RÉCIT
Plus de 400 sans-abri sont décédés l'an passé, selon le collectif qui les recense. Mais une étude affirme qu'ils seraient des milliers.
Selon le bilan divulgué lundi par le Collectif les morts de la rue (CMDR), 454 sans-domicile-fixe seraient morts en 2013. Parmi eux, 15 enfants de moins de 15 ans (contre 3 en 2012), dont 10 de la communauté rom. Ce recensement n’est pas exhaustif, a précisé le collectif : «La réalité des décès est peut-être six fois plus grande que nos chiffres», commente Cécile Rocca, la coordinatrice du mouvement. D’où l’intérêt de la première étude scientifique consacrée à la question et menée par une équipe d’épidémiologistes français (lire ci-contre), publiée en juillet dans une revue britannique.

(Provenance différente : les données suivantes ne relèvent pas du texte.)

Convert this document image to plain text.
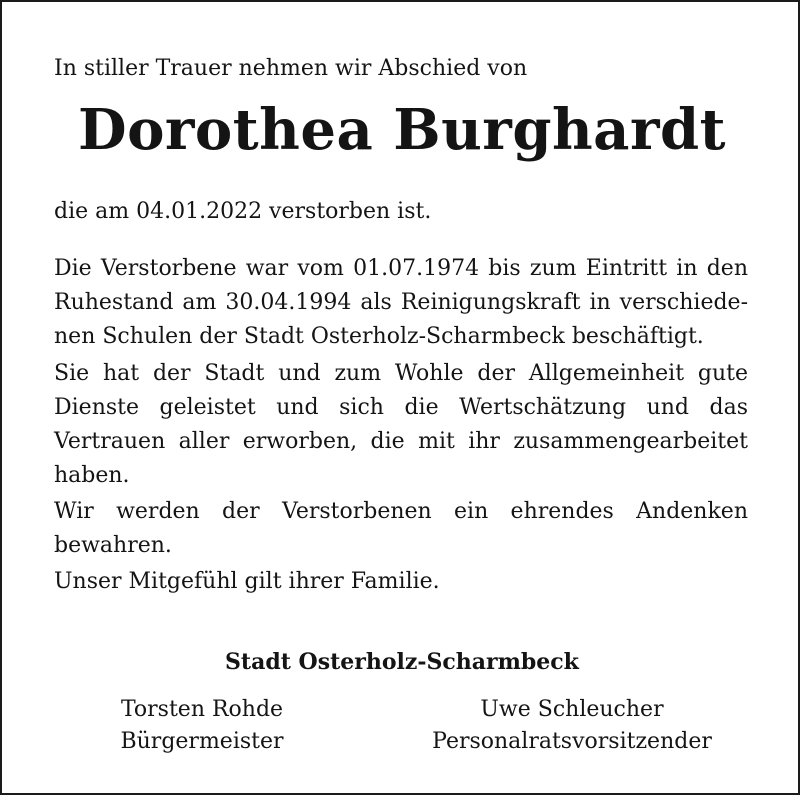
In stiller Trauer nehmen wir Abschied von
Dorothea Burghardt
die am 04.01.2022 verstorben ist.
Die Verstorbene war vom 01.07.1974 bis zum Eintritt in den
Ruhestand am 30.04.1994 als Reinigungskraft in verschiede-
nen Schulen der Stadt Osterholz-Scharmbeck beschäftigt.
Sie hat der Stadt und zum Wohle der Allgemeinheit gute
Dienste geleistet und sich die Wertschätzung und das
Vertrauen aller erworben, die mit ihr zusammengearbeitet
haben.
Wir werden der Verstorbenen ein ehrendes Andenken
bewahren.
Unser Mitgefühl gilt ihrer Familie.
Stadt Osterholz-Scharmbeck
Torsten Rohde
Bürgermeister
Uwe Schleucher
Personalratsvorsitzender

Violences. L’absence de décompte officiel de ces morts a poussé les scientifiques à utiliser une nouvelle méthode de calcul et à croiser les chiffres émanant de sources disparates. La prudence s’impose donc, mais leur estimation est frappante. Entre janvier 2008 et décembre 2010, plus de 6 500 personnes seraient mortes dans les rues de France: plus de 2 000 personnes par an.
Ce résultat, qui dépasse largement celui donné par le collectif Les morts de la rue, rappelle que la rue tue en masse et que ceux qui y survivent, dont l’âge au décès est de 48 ans en moyenne, font l’objet de violences physiques, psychologiques et sexuelles destructrices, été comme hiver.«On aimerait être au chômage technique, que la mort à la rue s’arrête,commente Cécile Rocca, la coordinatrice du mouvement. Mais pour y arriver, il faut d’abord connaître mieux ce qui se passe dans la rue.»
Cela fait plus de dix ans que le collectif recense, grâce à un réseau d’associations sur toute la France, les sans-abri disparus et leur rend les derniers hommages. Installé dans le XXe arrondissement de Paris, le CMDR a pour objectifs de donner des funérailles décentes à ceux qui bien souvent n’en auraient pas eu les moyens, d’accompagner le deuil de leurs proches ou de ceux qui les ont croisés, mais aussi d’alerter opinion publique et politiques sur un phénomène social encore méconnu, quand il n’est pas carrément accepté. Anciens sans-abri ou pas, ils sont 150 bénévoles à intervenir régulièrement sur différentes actions. Depuis que les premières funérailles interreligieuses ont été organisées à l’église Saint-Laurent de Paris, en 2002, un atelier chargé de mettre en place les cérémonies et des groupes de parole pour les proches ont vu le jour. Le collectif organise aussi des formations, «car beaucoup de travailleurs sociaux ne sont pas formés à accompagner le deuil».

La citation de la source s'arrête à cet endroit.